Diana nunca supo cuántas veces se desmayó y volvió en sí antes de encontrarse con un rostro conocido. Estuvo en ese sopor desde que gastó toda su energía en matar a Isaac; aunque lo intentó, le fue imposible reanimarse y tratar de huir de esas cuatro paredes que creyó se convertirían en su tumba. La alegró ver que el hombre a su lado la miraba con un cariño que solo podía agradecer luego del infierno que fueron las anteriores horas.

—Tú... tenías que ser tú —señaló aturdida, con la chirriante sirena de la ambulancia que la transportaba de fondo y un dolor punzante en las partes lastimadas que se sumaba al malestar general. Él aludido la miró sin atreverse a hablar —. ¿Fá... Fátima? —balbuceó, no tenía fuerza para más.

—Ella está bien —afirmó luchando contra el nudo en su garganta y sin atreverse a sostenerle la mirada. Verla pálida, con los ojos hundidos y la piel abierta a causa de las agresiones le fustigó la consciencia, obligándolo a apartar los ojos.

En cambio, era todo lo que ella necesitaba saber, la satisfacción fue inmensa y opacó el resto, por primera vez desde que Isaac la secuestró, se permitió sentir paz y cerró los ojos.

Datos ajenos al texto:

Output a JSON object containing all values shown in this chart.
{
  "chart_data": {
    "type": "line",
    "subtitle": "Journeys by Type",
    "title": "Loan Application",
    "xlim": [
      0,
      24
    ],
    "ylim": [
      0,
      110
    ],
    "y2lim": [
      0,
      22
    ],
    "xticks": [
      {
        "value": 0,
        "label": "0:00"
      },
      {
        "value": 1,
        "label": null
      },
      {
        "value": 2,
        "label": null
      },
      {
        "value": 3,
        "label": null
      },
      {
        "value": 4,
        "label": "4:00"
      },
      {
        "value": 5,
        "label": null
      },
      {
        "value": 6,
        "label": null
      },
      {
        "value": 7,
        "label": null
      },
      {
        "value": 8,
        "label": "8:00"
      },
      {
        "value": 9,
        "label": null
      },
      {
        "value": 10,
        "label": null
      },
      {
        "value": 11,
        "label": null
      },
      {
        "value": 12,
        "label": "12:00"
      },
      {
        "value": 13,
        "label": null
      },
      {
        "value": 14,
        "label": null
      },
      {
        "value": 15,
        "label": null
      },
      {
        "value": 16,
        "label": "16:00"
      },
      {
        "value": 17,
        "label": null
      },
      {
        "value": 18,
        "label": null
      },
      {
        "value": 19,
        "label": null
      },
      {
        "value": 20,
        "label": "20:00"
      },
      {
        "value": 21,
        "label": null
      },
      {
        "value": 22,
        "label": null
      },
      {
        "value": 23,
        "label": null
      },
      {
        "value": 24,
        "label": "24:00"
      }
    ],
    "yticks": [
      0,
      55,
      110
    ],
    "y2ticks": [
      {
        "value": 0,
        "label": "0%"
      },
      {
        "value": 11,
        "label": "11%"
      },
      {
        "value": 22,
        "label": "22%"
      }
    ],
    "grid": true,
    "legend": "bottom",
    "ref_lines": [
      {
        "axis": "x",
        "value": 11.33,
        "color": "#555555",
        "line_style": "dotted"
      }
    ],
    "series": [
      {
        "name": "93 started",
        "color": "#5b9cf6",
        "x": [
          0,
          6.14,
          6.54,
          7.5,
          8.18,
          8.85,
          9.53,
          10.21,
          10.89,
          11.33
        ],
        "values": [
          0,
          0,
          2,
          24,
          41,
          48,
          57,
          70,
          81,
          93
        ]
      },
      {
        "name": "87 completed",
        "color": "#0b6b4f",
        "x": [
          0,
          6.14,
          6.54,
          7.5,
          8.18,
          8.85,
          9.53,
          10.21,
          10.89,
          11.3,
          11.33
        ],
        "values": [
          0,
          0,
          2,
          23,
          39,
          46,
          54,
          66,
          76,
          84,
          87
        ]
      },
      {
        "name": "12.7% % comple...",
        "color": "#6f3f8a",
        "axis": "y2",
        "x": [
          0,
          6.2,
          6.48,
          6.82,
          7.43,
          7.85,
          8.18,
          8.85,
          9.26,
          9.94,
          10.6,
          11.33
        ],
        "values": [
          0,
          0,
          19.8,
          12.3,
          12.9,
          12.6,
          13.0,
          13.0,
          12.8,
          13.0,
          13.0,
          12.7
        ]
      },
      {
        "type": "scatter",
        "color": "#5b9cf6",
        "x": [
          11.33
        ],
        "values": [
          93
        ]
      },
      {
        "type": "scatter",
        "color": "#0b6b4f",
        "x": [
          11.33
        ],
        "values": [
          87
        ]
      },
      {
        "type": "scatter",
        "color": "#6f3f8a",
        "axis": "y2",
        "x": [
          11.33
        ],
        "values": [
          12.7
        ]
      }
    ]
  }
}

«Descansa, lo lograste, atrapaste a ese infeliz. No volverá a dañar a nadie» Pensarlo lo inundó de pesadez. Cegar una vida conlleva un costo por más necesario que fuese, y lo último que necesitaba Diana era otra carga. Suficiente historia tenía en común para conocer su vida, merecía ser feliz y estar tranquila. De pronto, otra punzada le atravesó el debilitado temple al escucharla murmurar pese a estar seminconsciente:

—Roberto...

—¿Tanto quieres verlo? —suspiró tras largos segundos y sin meditarlo mucho, sacó el móvil de su bolsillo. Escribió un mensaje, dudó, pero al final lo envió esperando que la persona al otro lado respondiera pronto.

Después volvió a mirarla, en ese instante lo único que quería era olvidarse del mundo y envolverse en esa sensación de alivio que significaba poder contemplarla, viva y sin el pasado que tanto la agobiaba a cuestas. Era su recompensa y nadie se la quitaría.